Pubdate: Sun, 30 Jun 2013
Source: Chillicothe Gazette (OH)
Copyright: 2013 Chillicothe Gazette
Author: Jona Ison
Bookmark: (Marijuana - Medicinal - Ohio)


The local efforts to gather signatures to place an initiative on the 
ballot to legalize marijuana in Ohio got moving Saturday.

Daniel Helsel, 28, has started Freedom Fighters, initially called 
Chillicothe for Cannabis, to be the local organizer to collect 
signatures on behalf of Ohio Rights Group. In May, the nonpartisan 
group received approval to move forward with collecting signatures to 
place an amendment on the ballot to legalize marijuana for medicinal 
and industrial use.

In order for the "Cannabis Rights Amendment" to be placed on the 
ballot, sponsors need to collect 385,253 signatures in at least 44 of 
the state's 88 counties. The group has until July 2014 to gather the 
signatures to get the measure on the fall 2014 ballot.

Helsel, a stay-at-home father with four daughters, said he's always 
been interested in the medicinal benefits of cannabis. When he 
learned of the Ohio Rights Group and the petition for the amendment, 
he reached out to ask how he could help.

"They didn't really have anyone in Southern Ohio, so I stepped up," 
he said. "A lot of people believe we're just a bunch of stoners, but 
we're not. We're not for recreational use. We're all for medicinal 
and industrial use."

More than 25 people showed up for the meeting on Saturday where they 
learned a little more about the amendment and opportunities to 
volunteer. Helsel emphasized that anyone collecting signatures should 
be registered to vote and not have a felony record.

As with most petition drives for ballot issues, it is accompanied 
with a push to register voters because only signatures from 
registered voters count toward the number needed. Helsel's first 
attempt to gather signatures earlier this month resulted in 29 
signatures, but 20 of those were not from registered voters.

Jacob Higman was one of the people at the Saturday meeting interested 
in helping out.

"It's medicine," said Higman, who has had a history of anxiety and 
depression. "It helps you get through it."

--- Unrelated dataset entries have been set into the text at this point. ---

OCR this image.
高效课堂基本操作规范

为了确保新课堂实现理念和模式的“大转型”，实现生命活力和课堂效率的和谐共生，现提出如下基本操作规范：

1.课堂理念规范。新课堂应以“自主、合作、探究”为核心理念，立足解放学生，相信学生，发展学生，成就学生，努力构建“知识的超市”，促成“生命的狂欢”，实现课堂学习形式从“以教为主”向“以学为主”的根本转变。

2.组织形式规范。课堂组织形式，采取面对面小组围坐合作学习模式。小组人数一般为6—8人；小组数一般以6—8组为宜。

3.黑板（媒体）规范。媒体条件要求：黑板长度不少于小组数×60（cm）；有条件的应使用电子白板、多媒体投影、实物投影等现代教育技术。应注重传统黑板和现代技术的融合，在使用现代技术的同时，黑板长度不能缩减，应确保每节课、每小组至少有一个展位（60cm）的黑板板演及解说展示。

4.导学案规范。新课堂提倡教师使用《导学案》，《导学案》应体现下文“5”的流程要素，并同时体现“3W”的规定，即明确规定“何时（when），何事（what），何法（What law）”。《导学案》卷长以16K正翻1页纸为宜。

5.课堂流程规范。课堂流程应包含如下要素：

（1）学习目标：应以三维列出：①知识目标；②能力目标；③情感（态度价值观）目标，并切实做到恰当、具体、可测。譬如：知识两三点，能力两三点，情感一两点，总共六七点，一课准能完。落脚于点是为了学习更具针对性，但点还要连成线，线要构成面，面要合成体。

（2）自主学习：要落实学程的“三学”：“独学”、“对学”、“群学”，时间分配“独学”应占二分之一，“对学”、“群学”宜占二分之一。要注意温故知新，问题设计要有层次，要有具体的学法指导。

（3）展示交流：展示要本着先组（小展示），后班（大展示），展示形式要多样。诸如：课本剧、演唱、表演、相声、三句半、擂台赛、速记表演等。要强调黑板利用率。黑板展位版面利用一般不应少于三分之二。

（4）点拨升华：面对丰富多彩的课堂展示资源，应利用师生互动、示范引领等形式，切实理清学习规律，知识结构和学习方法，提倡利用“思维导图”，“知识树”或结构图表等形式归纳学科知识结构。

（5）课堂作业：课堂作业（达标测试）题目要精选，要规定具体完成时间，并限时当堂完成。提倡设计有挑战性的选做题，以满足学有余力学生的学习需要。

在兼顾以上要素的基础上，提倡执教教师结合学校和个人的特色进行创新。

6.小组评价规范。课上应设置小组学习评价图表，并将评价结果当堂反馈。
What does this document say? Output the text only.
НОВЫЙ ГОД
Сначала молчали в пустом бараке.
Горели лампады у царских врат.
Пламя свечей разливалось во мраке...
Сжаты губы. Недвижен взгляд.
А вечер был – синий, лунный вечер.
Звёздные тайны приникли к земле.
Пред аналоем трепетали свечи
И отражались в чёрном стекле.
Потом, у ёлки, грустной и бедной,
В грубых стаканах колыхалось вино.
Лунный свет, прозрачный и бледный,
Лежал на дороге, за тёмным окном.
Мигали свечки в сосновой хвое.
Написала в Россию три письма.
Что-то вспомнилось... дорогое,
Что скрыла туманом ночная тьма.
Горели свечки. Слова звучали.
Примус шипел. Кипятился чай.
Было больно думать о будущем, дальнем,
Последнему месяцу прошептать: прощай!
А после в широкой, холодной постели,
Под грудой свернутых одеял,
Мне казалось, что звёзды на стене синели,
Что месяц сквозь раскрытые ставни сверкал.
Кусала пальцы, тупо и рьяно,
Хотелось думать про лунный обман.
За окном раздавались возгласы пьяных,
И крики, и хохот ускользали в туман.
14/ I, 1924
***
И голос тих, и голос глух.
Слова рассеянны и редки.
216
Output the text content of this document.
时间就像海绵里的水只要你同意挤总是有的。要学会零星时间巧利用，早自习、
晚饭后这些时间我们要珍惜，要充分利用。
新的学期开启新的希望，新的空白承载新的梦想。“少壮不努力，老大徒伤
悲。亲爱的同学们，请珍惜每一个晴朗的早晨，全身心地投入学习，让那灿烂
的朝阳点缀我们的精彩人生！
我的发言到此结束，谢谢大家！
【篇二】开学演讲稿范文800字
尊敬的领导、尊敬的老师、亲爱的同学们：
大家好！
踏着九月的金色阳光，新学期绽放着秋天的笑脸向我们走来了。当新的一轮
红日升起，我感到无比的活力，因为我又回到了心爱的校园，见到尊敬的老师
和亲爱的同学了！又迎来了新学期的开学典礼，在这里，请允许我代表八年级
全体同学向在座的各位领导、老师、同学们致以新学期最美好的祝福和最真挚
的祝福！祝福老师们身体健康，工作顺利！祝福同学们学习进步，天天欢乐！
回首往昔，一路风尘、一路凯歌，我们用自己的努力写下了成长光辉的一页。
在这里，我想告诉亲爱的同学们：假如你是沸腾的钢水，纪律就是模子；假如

He wasn't the only one present who has a history of anxiety and 
depression who think marijuana helps with the disorders. Rose Betts, 
59, and Glenda Elder, 49, both said they used to self-medicate with 
marijuana. Both now take prescription medications.

"I would rather self-medicate with marijuana than take prescription 
mediation because of the side effects of the medication," Elder said, 
adding that marijuana helps her to relax and calm her anxiety and 
depressive disorders.

Betts said she thinks legalization of marijuana for medical use could 
decrease the number of people turning to "harder" drugs such as 
cocaine and heroin.

"I've never done anything other than marijuana in my life," she said, 
adding that the idea that marijuana is a gateway drug is not always true.

The pair said they had been waiting to see when a local petition 
drive would be conducted.

"We just started, and it seems like a lot of people are for it, they 
just wanted somebody to stand up for them," Helsel said.

Eighteen states and Washington D.C. have legalized marijuana for medicinal use.

The Cannabis Rights Amendment, if put on the ballot and passed, lists 
specific medical conditions such as glaucoma, HIV/AIDS, cancer and 
Crohn's disease, that would be required for treatment.

The amendment also would direct the Ohio Department of Agriculture to 
be the agency in charge of regulating who could grow and sell hemp 
for industrial uses such as paper, fuel, foods and building materials.

The amendment would not change existing laws regarding driving under 
the influence or public smoking bans.